Damien volvió a resoplar.
—Solo si eres imbécil. Tengo doscientos años y todavía no me he convertido en nada. El truco está en canturrear para no escuchar la mierda que te sueltan en la cabeza. Se ponen muy gritones cuando están a punto de morir. Pero te zampas un alma nueva y listo. La anterior desaparece y así no hay peligro de convertirte en un ser malvado.
Intentó soltarse una vez más de las manos de Sin.
—Me das asco.
Damien no se lo tomó a mal.
—Como si tú no tuvieras costumbres asquerosas.
—Yo no me como a la gente.
—Y técnicamente yo tampoco. Solo me trago sus almas. Algo que te aconsejo que pruebes un día… Mmm, están para chuparse los dedos.
Kat soltó un chillido antes de abalanzarse sobre él.
Sin le rodeó la cintura con las manos y la levantó del suelo, una mala idea, porque ella respondió dándole una patada en las piernas.
—¿Por qué no bajas, Damien? Te llamaré cuando tenga un hueco.
—Claro, jefe.
Sin esperó a que la puerta se cerrase antes de soltar a Kat, que se giró hacia él echando humo por las orejas y chispas por los ojos.
—No vuelvas a impedir que me teletransporte.

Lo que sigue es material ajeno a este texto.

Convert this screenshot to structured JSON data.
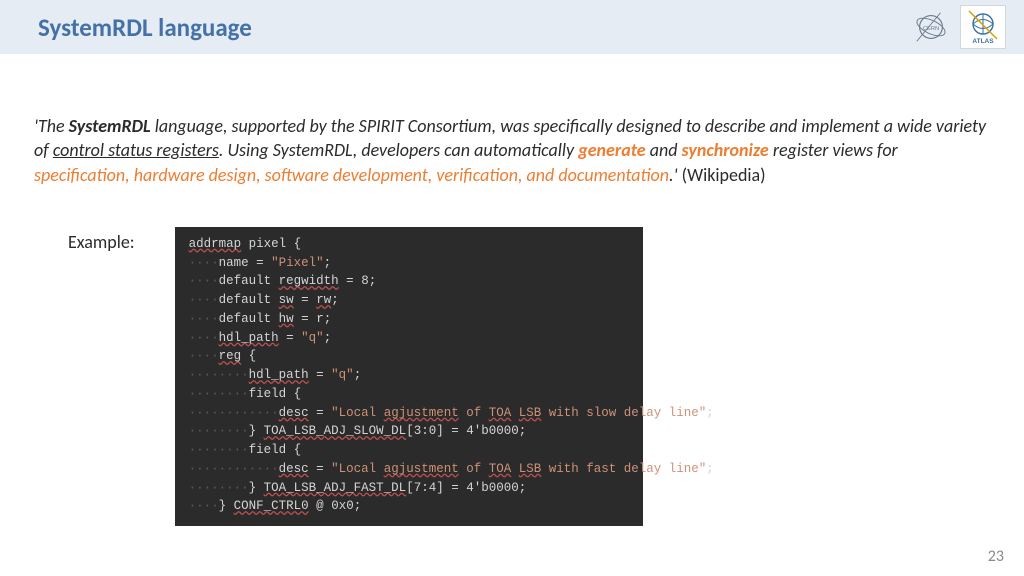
{
  "header": {
    "title": "SystemRDL language",
    "logos": [
      "CERN",
      "ATLAS"
    ]
  },
  "quote": {
    "prefix": "'The ",
    "bold1": "SystemRDL",
    "seg1": " language, supported by the SPIRIT Consortium, was specifically designed to describe and implement a wide variety of ",
    "underline1": "control status registers",
    "seg2": ". Using SystemRDL, developers can automatically ",
    "orange1": "generate",
    "seg3": " and ",
    "orange2": "synchronize",
    "seg4": " register views for ",
    "orange_italic": "specification, hardware design, software development, verification, and documentation",
    "seg5": ".' ",
    "cite": "(Wikipedia)"
  },
  "example_label": "Example:",
  "code": {
    "l01a": "addrmap",
    "l01b": " pixel {",
    "l02a": "name = ",
    "l02b": "\"Pixel\"",
    "l02c": ";",
    "l03a": "default ",
    "l03b": "regwidth",
    "l03c": " = ",
    "l03d": "8",
    "l03e": ";",
    "l04a": "default ",
    "l04b": "sw",
    "l04c": " = ",
    "l04d": "rw",
    "l04e": ";",
    "l05a": "default ",
    "l05b": "hw",
    "l05c": " = ",
    "l05d": "r",
    "l05e": ";",
    "l06a": "hdl_path",
    "l06b": " = ",
    "l06c": "\"q\"",
    "l06d": ";",
    "l07a": "reg",
    "l07b": " {",
    "l08a": "hdl_path",
    "l08b": " = ",
    "l08c": "\"q\"",
    "l08d": ";",
    "l09a": "field {",
    "l10a": "desc",
    "l10b": " = ",
    "l10c": "\"Local ",
    "l10d": "agjustment",
    "l10e": " of ",
    "l10f": "TOA",
    "l10g": " ",
    "l10h": "LSB",
    "l10i": " with slow delay line\"",
    "l10j": ";",
    "l11a": "} ",
    "l11b": "TOA_LSB_ADJ_SLOW_DL",
    "l11c": "[3:0] = ",
    "l11d": "4'b0000",
    "l11e": ";",
    "l12a": "field {",
    "l13a": "desc",
    "l13b": " = ",
    "l13c": "\"Local ",
    "l13d": "agjustment",
    "l13e": " of ",
    "l13f": "TOA",
    "l13g": " ",
    "l13h": "LSB",
    "l13i": " with fast delay line\"",
    "l13j": ";",
    "l14a": "} ",
    "l14b": "TOA_LSB_ADJ_FAST_DL",
    "l14c": "[7:4] = ",
    "l14d": "4'b0000",
    "l14e": ";",
    "l15a": "} ",
    "l15b": "CONF_CTRL0",
    "l15c": " @ ",
    "l15d": "0x0",
    "l15e": ";"
  },
  "page_number": "23"
}
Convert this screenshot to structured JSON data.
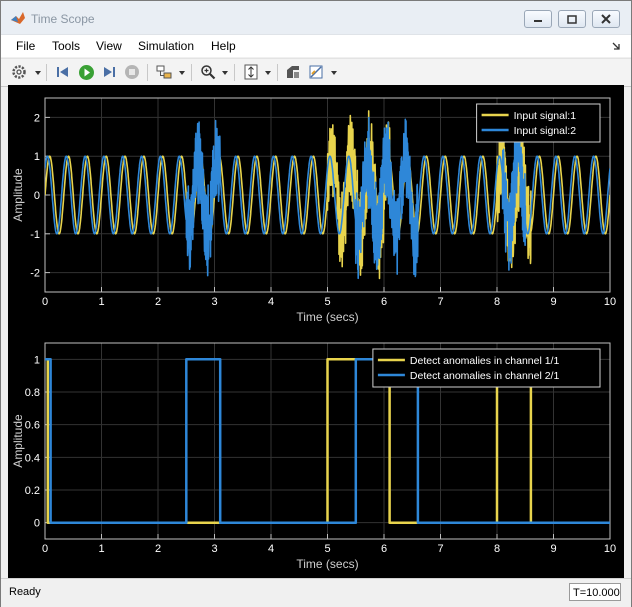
{
  "window": {
    "title": "Time Scope"
  },
  "menu": [
    "File",
    "Tools",
    "View",
    "Simulation",
    "Help"
  ],
  "toolbar": {
    "icons": [
      "settings-icon",
      "step-back-icon",
      "run-icon",
      "step-forward-icon",
      "stop-icon",
      "highlight-block-icon",
      "zoom-in-icon",
      "autoscale-icon",
      "simulink-icon",
      "measurements-icon"
    ]
  },
  "colors": {
    "series1": "#e8d44d",
    "series2": "#2e87d8",
    "axes_bg": "#000000",
    "grid": "#333333",
    "axis_text": "#ffffff"
  },
  "chart_data": [
    {
      "type": "line",
      "xlabel": "Time (secs)",
      "ylabel": "Amplitude",
      "xlim": [
        0,
        10
      ],
      "ylim": [
        -2.5,
        2.5
      ],
      "xticks": [
        0,
        1,
        2,
        3,
        4,
        5,
        6,
        7,
        8,
        9,
        10
      ],
      "yticks": [
        -2,
        -1,
        0,
        1,
        2
      ],
      "grid": true,
      "legend_position": "top-right",
      "series": [
        {
          "name": "Input signal:1",
          "color": "#e8d44d",
          "description": "sine wave amplitude 1, about 3 cycles per second",
          "amplitude": 1,
          "frequency_hz": 3.0,
          "anomaly_windows": [
            [
              5.0,
              6.1
            ],
            [
              8.0,
              8.6
            ]
          ]
        },
        {
          "name": "Input signal:2",
          "color": "#2e87d8",
          "description": "sine wave amplitude 1, about 3 cycles per second",
          "amplitude": 1,
          "frequency_hz": 3.0,
          "anomaly_windows": [
            [
              2.5,
              3.1
            ],
            [
              5.5,
              6.6
            ],
            [
              8.1,
              8.5
            ]
          ]
        }
      ]
    },
    {
      "type": "line",
      "xlabel": "Time (secs)",
      "ylabel": "Amplitude",
      "xlim": [
        0,
        10
      ],
      "ylim": [
        -0.1,
        1.1
      ],
      "xticks": [
        0,
        1,
        2,
        3,
        4,
        5,
        6,
        7,
        8,
        9,
        10
      ],
      "yticks": [
        0,
        0.2,
        0.4,
        0.6,
        0.8,
        1
      ],
      "grid": true,
      "legend_position": "top-right",
      "series": [
        {
          "name": "Detect anomalies in channel 1/1",
          "color": "#e8d44d",
          "x": [
            0,
            0.05,
            0.05,
            5.0,
            5.0,
            6.1,
            6.1,
            8.0,
            8.0,
            8.6,
            8.6,
            10
          ],
          "y": [
            1,
            1,
            0,
            0,
            1,
            1,
            0,
            0,
            1,
            1,
            0,
            0
          ]
        },
        {
          "name": "Detect anomalies in channel 2/1",
          "color": "#2e87d8",
          "x": [
            0,
            0.1,
            0.1,
            2.5,
            2.5,
            3.1,
            3.1,
            5.5,
            5.5,
            6.6,
            6.6,
            10
          ],
          "y": [
            1,
            1,
            0,
            0,
            1,
            1,
            0,
            0,
            1,
            1,
            0,
            0
          ]
        }
      ]
    }
  ],
  "status": {
    "text": "Ready",
    "time": "T=10.000"
  }
}
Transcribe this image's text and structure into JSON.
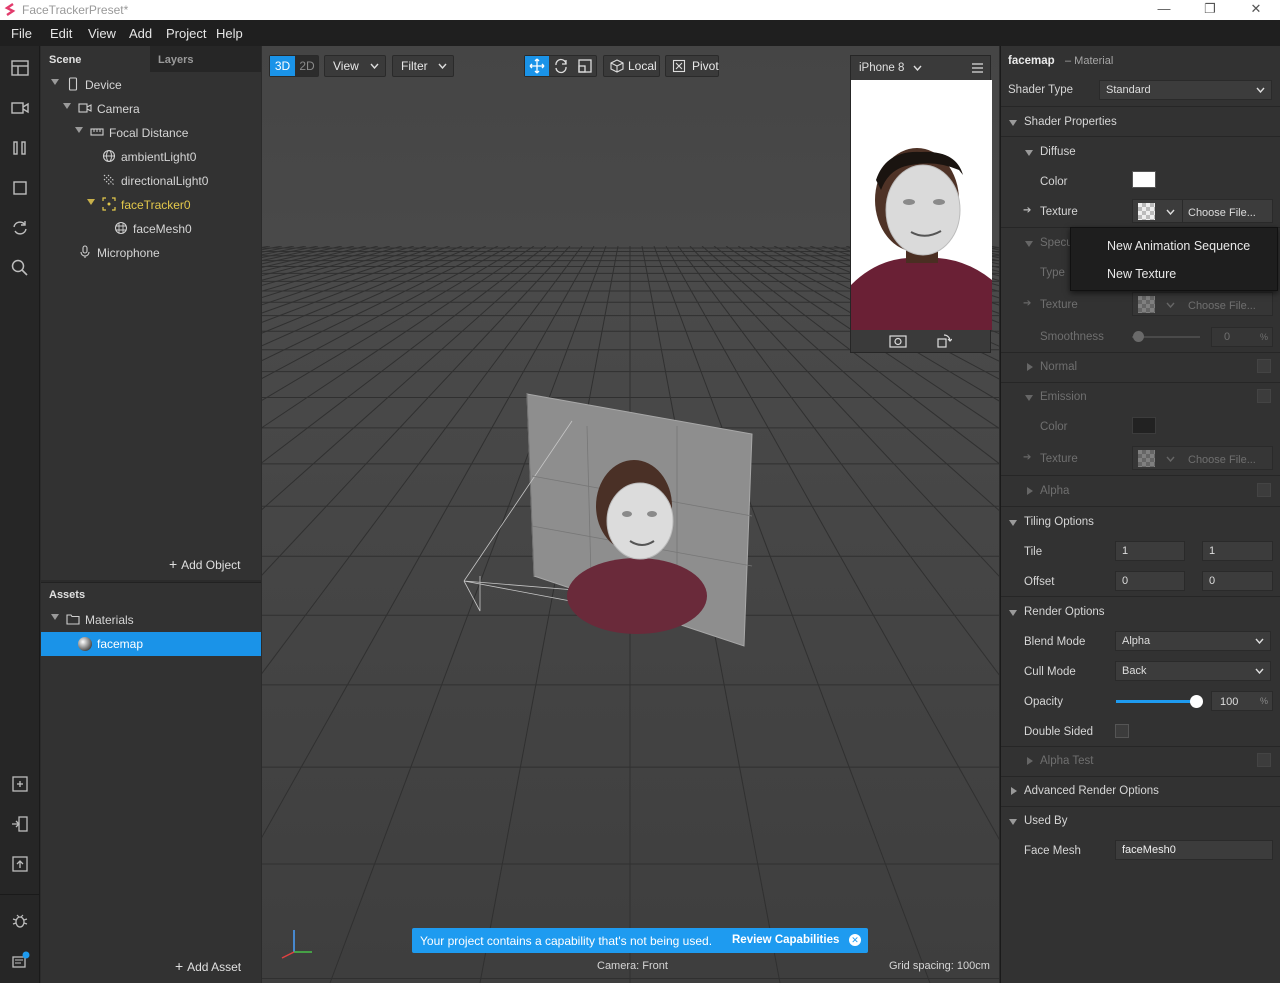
{
  "app": {
    "title": "FaceTrackerPreset*"
  },
  "window_controls": {
    "minimize": "—",
    "restore": "❐",
    "close": "✕"
  },
  "menu": [
    "File",
    "Edit",
    "View",
    "Add",
    "Project",
    "Help"
  ],
  "scene_panel": {
    "tabs": [
      "Scene",
      "Layers"
    ],
    "tree": [
      {
        "label": "Device",
        "icon": "phone-icon"
      },
      {
        "label": "Camera",
        "icon": "camera-icon"
      },
      {
        "label": "Focal Distance",
        "icon": "ruler-icon"
      },
      {
        "label": "ambientLight0",
        "icon": "globe-light-icon"
      },
      {
        "label": "directionalLight0",
        "icon": "directional-light-icon"
      },
      {
        "label": "faceTracker0",
        "icon": "face-tracker-icon"
      },
      {
        "label": "faceMesh0",
        "icon": "mesh-icon"
      },
      {
        "label": "Microphone",
        "icon": "microphone-icon"
      }
    ],
    "add_object": "Add Object"
  },
  "assets_panel": {
    "title": "Assets",
    "folder": "Materials",
    "selected_item": "facemap",
    "add_asset": "Add Asset"
  },
  "viewport": {
    "mode_3d": "3D",
    "mode_2d": "2D",
    "view_menu": "View",
    "filter_menu": "Filter",
    "local_label": "Local",
    "pivot_label": "Pivot",
    "camera_status": "Camera: Front",
    "grid_spacing": "Grid spacing: 100cm",
    "notice_text": "Your project contains a capability that's not being used.",
    "notice_action": "Review Capabilities",
    "device_preview": "iPhone 8"
  },
  "inspector": {
    "object_name": "facemap",
    "object_type": "– Material",
    "shader_type_label": "Shader Type",
    "shader_type_value": "Standard",
    "shader_properties": "Shader Properties",
    "diffuse": "Diffuse",
    "color_label": "Color",
    "texture_label": "Texture",
    "choose_file": "Choose File...",
    "specular": "Specu",
    "type_label": "Type",
    "smoothness_label": "Smoothness",
    "smoothness_value": "0",
    "percent": "%",
    "normal": "Normal",
    "emission": "Emission",
    "alpha": "Alpha",
    "tiling_options": "Tiling Options",
    "tile_label": "Tile",
    "tile_x": "1",
    "tile_y": "1",
    "offset_label": "Offset",
    "offset_x": "0",
    "offset_y": "0",
    "render_options": "Render Options",
    "blend_mode_label": "Blend Mode",
    "blend_mode_value": "Alpha",
    "cull_mode_label": "Cull Mode",
    "cull_mode_value": "Back",
    "opacity_label": "Opacity",
    "opacity_value": "100",
    "opacity_fraction": 1.0,
    "double_sided_label": "Double Sided",
    "alpha_test": "Alpha Test",
    "advanced_render_options": "Advanced Render Options",
    "used_by": "Used By",
    "face_mesh_label": "Face Mesh",
    "face_mesh_value": "faceMesh0"
  },
  "texture_popup": {
    "items": [
      "New Animation Sequence",
      "New Texture"
    ]
  },
  "colors": {
    "accent": "#1e9bf0",
    "selection": "#1a93e8",
    "tracker_yellow": "#e3c84b"
  }
}
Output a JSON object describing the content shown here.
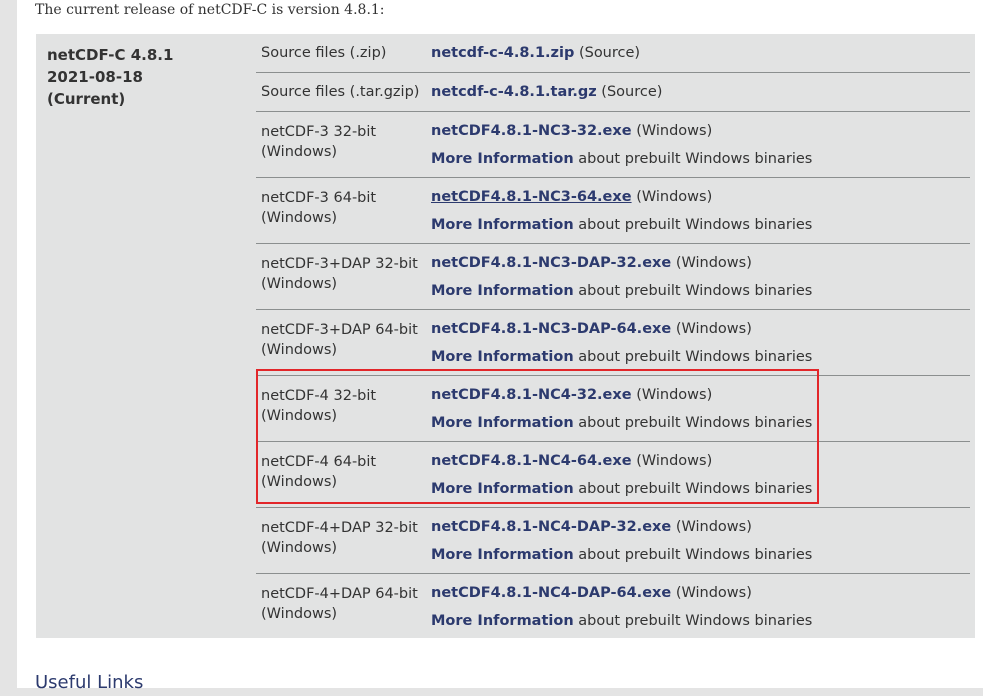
{
  "intro": "The current release of netCDF-C is version 4.8.1:",
  "release": {
    "name": "netCDF-C 4.8.1",
    "date": "2021-08-18",
    "status": "(Current)"
  },
  "rows": [
    {
      "label": "Source files (.zip)",
      "file": "netcdf-c-4.8.1.zip",
      "suffix": "(Source)"
    },
    {
      "label": "Source files (.tar.gzip)",
      "file": "netcdf-c-4.8.1.tar.gz",
      "suffix": "(Source)"
    },
    {
      "label": "netCDF-3 32-bit (Windows)",
      "file": "netCDF4.8.1-NC3-32.exe",
      "suffix": "(Windows)",
      "more": "More Information",
      "more_suffix": "about prebuilt Windows binaries"
    },
    {
      "label": "netCDF-3 64-bit (Windows)",
      "file": "netCDF4.8.1-NC3-64.exe",
      "suffix": "(Windows)",
      "more": "More Information",
      "more_suffix": "about prebuilt Windows binaries"
    },
    {
      "label": "netCDF-3+DAP 32-bit (Windows)",
      "file": "netCDF4.8.1-NC3-DAP-32.exe",
      "suffix": "(Windows)",
      "more": "More Information",
      "more_suffix": "about prebuilt Windows binaries"
    },
    {
      "label": "netCDF-3+DAP 64-bit (Windows)",
      "file": "netCDF4.8.1-NC3-DAP-64.exe",
      "suffix": "(Windows)",
      "more": "More Information",
      "more_suffix": "about prebuilt Windows binaries"
    },
    {
      "label": "netCDF-4 32-bit (Windows)",
      "file": "netCDF4.8.1-NC4-32.exe",
      "suffix": "(Windows)",
      "more": "More Information",
      "more_suffix": "about prebuilt Windows binaries"
    },
    {
      "label": "netCDF-4 64-bit (Windows)",
      "file": "netCDF4.8.1-NC4-64.exe",
      "suffix": "(Windows)",
      "more": "More Information",
      "more_suffix": "about prebuilt Windows binaries"
    },
    {
      "label": "netCDF-4+DAP 32-bit (Windows)",
      "file": "netCDF4.8.1-NC4-DAP-32.exe",
      "suffix": "(Windows)",
      "more": "More Information",
      "more_suffix": "about prebuilt Windows binaries"
    },
    {
      "label": "netCDF-4+DAP 64-bit (Windows)",
      "file": "netCDF4.8.1-NC4-DAP-64.exe",
      "suffix": "(Windows)",
      "more": "More Information",
      "more_suffix": "about prebuilt Windows binaries"
    }
  ],
  "useful_links_heading": "Useful Links",
  "colors": {
    "link": "#2c3a6e",
    "table_bg": "#e2e3e3",
    "highlight": "#e2262a"
  }
}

—¿Por qué no? Tú lo hiciste conmigo.
Kat se tranquilizó un tanto al darse cuenta de que era verdad. Le había hecho lo mismo. Qué curioso que en su momento no le pareciera una intromisión en su intimidad. Con razón se había enfadado tanto con ella en Kalosis. Sin embargo, eso no cambiaba el hecho de que estuviera equivocado con respecto al daimon.
—¿Cómo puedes aceptar lo que ese hombre hace para seguir vivo?
—¿Yo? Te recuerdo que no fue precisamente mi tío quien se volvió loco y maldijo a toda una raza. De no ser por Apolo y su maldición, no existiría ningún daimon.
—Mataron a su hijo y a su amante —le recordó ella, como si eso justificara la furia irracional del dios.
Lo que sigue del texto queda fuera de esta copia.